- Misrata ambush (2016): Part of the Battle of Sirte (2016) and the Libyan civil war (2014–2020)
| Date | 27 April 2016 |
| Location | Misrata-Sirte road, Libya |
| Result | IS victory |

Belligerents
- Government of National Accord (GNA) Supported by: United Kingdom; Italy;: Islamic State Wilayat Tripolitania;

Units involved
- Local GNA soldiers Royal Marines Elements of the Special Boat Service; Italian Marines Elements of the San Marco Marine Brigade;: Military of the Islamic State

Casualties and losses
- Several captured or killed: Several suicide bombers

= Misrata ambush =

2016 battle in Libya

On 27 April 2016, Islamic State in Libya ambushed a convoy consisting of an undisclosed number of Libyan GNA as well as foreign troops.
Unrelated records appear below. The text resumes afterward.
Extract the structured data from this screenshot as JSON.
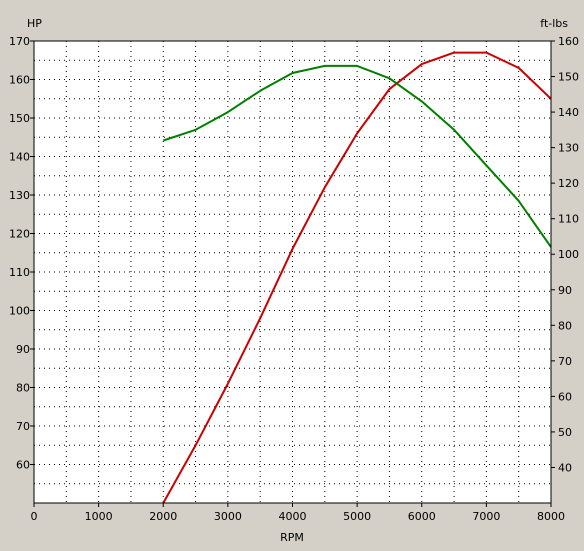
{
  "chart_data": {
    "type": "line",
    "xlabel": "RPM",
    "x_range": [
      0,
      8000
    ],
    "x_ticks": [
      0,
      1000,
      2000,
      3000,
      4000,
      5000,
      6000,
      7000,
      8000
    ],
    "left_axis": {
      "label": "HP",
      "range": [
        50,
        170
      ],
      "ticks": [
        60,
        70,
        80,
        90,
        100,
        110,
        120,
        130,
        140,
        150,
        160,
        170
      ]
    },
    "right_axis": {
      "label": "ft-lbs",
      "range": [
        30,
        160
      ],
      "ticks": [
        40,
        50,
        60,
        70,
        80,
        90,
        100,
        110,
        120,
        130,
        140,
        150,
        160
      ]
    },
    "grid": "dotted",
    "series": [
      {
        "color": "#cc0000",
        "axis": "left",
        "points": [
          [
            2000,
            50
          ],
          [
            2500,
            65
          ],
          [
            3000,
            81
          ],
          [
            3500,
            98
          ],
          [
            4000,
            116
          ],
          [
            4500,
            132
          ],
          [
            5000,
            146
          ],
          [
            5500,
            157.5
          ],
          [
            6000,
            164
          ],
          [
            6500,
            167
          ],
          [
            7000,
            167
          ],
          [
            7500,
            163
          ],
          [
            8000,
            155
          ]
        ]
      },
      {
        "color": "#008000",
        "axis": "right",
        "points": [
          [
            2000,
            132
          ],
          [
            2500,
            135
          ],
          [
            3000,
            140
          ],
          [
            3500,
            146
          ],
          [
            4000,
            151
          ],
          [
            4500,
            153
          ],
          [
            5000,
            153
          ],
          [
            5500,
            149.5
          ],
          [
            6000,
            143
          ],
          [
            6500,
            135
          ],
          [
            7000,
            125
          ],
          [
            7500,
            115
          ],
          [
            8000,
            102
          ]
        ]
      }
    ]
  }
}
A multi-national force of Britain's Special Boat Service personnel, Italian Marines from the San Marco Marine Brigade, and local soldiers loyal to the recognized Libyan Government of National Accord were travelling from the northwestern Libyan city of Misrata towards the city of Sirte when it was hit. The ambush continued until "Italian and French warplanes and attack helicopters intrevend" according to several intelligence websites.

Unconfirmed reports indicated that the convoy suffered casualties including several GNA soldiers captured or killed, and several Italian marines killed or wounded.